Disc Reviews

The Hypnotist Review

hypnotistScandinavian crime stories have become popular over the past few years both on TV and on the big screen with such shows as ‘Wallander’ and Stig Larsson’s books starting with The Girl with the Dragon Tattoo in book form and on screen. There was also Easy Money which was released last year on DVD in the UK which came highly recommended by Martin Scorsese. All the more surprising then that The Hypnotist did not receive a theatrical release (even though it was shortlisted for the 85th Academy Awards, although did not reach the final four). The story, one can well imagine, would play quite well as a Hollywood remake with the likes of such actors as Morgan Freeman playing a lead role. But this is not a Hollywood film, but most certainly is one with a Scandinavian sensibility.

As already mentioned the story has the Scandinavian cold to it. It begins with the gruesome mass murder of a family: first the father is stabbed to death in a school gymnasium before the killer goes to the dead man’s home and violently murder’s the mother in the kitchen, the young daughter who was watching TV and left a teenage boy near dead with stab wounds in the bathroom. After the police arrive at the scene it transpires that there is also a teenage daughter who is in a care home leading the police on a mad dash to find where she is and save her. The boy lies in a hospital bed and is traumatised by the events which had taken place. Detective Inspector Joona Linna is convinced that the killer is determined to kill the whole family and makes steps to track the killer down as well as protecting the survivors. He calls on the services of Mikael Persbrandt, a hypnotist who has the ability to put his patients into a deep trance and unlock their subconscious. He proceeds to do this with the surviving boy and doesn’t like what he comes across. Meanwhile, Mikael is also having marital problems while struggling with his role as a hypnotist helping the police to virtually giving up on his family. The family are drawn further into the web after Mikael Persbrandt takes sleeping pills due to his insomnia when they receive a night time visit from an intruder who drugs the wife who is barely lucid when their 14-year-old son is kidnapped by the intruder threatening their lives further. So now he must also use hypnosis to find his own son.

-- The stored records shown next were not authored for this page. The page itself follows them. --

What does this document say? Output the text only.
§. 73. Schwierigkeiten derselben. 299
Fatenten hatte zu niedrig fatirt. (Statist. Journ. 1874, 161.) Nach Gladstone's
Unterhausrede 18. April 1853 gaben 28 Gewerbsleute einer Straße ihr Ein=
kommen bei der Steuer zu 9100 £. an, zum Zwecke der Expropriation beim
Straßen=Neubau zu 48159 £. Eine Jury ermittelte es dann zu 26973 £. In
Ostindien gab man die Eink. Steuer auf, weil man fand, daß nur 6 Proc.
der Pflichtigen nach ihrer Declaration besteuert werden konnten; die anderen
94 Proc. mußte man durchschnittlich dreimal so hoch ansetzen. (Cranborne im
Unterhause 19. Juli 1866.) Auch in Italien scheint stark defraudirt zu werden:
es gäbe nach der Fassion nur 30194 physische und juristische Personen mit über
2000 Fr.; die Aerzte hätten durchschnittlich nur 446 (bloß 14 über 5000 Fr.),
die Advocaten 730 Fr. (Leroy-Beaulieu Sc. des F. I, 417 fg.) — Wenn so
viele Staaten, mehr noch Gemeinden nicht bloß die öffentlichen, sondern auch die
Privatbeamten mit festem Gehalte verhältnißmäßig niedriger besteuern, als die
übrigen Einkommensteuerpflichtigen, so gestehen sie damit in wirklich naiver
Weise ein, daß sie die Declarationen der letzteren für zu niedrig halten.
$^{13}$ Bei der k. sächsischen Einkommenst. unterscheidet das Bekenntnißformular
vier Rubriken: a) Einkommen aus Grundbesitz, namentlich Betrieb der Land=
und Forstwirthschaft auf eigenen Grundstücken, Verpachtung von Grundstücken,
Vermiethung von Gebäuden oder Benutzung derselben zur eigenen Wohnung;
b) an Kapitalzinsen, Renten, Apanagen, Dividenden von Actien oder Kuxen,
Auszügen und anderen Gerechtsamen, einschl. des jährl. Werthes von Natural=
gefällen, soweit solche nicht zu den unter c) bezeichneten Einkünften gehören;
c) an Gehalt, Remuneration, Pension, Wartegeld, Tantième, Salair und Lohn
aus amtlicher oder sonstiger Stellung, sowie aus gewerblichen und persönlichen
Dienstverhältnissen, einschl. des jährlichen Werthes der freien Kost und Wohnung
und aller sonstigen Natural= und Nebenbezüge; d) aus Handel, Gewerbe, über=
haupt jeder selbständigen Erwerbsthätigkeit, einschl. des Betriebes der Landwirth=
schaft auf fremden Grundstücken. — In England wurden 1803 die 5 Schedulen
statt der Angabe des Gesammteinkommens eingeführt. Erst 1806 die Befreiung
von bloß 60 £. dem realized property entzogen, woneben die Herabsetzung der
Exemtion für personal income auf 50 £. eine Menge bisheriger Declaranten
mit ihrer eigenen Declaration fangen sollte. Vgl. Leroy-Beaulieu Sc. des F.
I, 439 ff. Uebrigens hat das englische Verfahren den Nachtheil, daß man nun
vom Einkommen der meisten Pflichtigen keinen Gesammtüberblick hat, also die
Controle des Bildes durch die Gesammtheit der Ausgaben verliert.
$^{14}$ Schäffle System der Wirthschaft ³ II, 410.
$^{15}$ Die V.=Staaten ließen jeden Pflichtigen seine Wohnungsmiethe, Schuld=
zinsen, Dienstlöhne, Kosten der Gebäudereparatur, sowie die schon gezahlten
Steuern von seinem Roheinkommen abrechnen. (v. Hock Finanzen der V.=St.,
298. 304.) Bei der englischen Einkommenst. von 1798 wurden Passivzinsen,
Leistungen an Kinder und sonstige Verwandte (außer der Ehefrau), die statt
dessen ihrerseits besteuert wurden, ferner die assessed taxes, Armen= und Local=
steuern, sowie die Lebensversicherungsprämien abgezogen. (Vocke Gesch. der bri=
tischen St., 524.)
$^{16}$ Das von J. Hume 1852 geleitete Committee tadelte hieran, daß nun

The Hypnotist is directed by the legendary Lasse Hallström and this was his first film in his native Swedish for some 25 years. Hallström had made the Oscar winning The Cider House Rules (1999), Chocolat (2000) starring Johnny Depp and Juliette Binoche as well as the underrated country family drama, An Unfinished Life (2004) starring a grizzled Robert Redford and Jennifer Lopez. Hallström is able to bring this gritty Bergmanesque type of mood to this Swedish film he otherwise may have struggled with in Hollywood (although the aforementioned An Unfinished Life and The Shipping News, 2001 had this northern European moodiness to them). The acting, with the exception of the always wonderful Olin is not the greatest and the plot perhaps gives itself away as to the identity if the killer about halfway into the film but never the less it is worth sitting through and is suitably violent in places with an ending that has to be said seems to have come straight from Hollywood of the Misery variety – I’ll say no more. Yet the most violent scene is the aftermath of the murder in which the kitchen shows clear signs of a struggle with the mother draped battered over an upturned kitchen chair. The title, however, is something of a misnomer as it relies less on some supernatural ability to ‘see’ things than it does on human relationships and their complexities but is definitely worth a watch. No extras.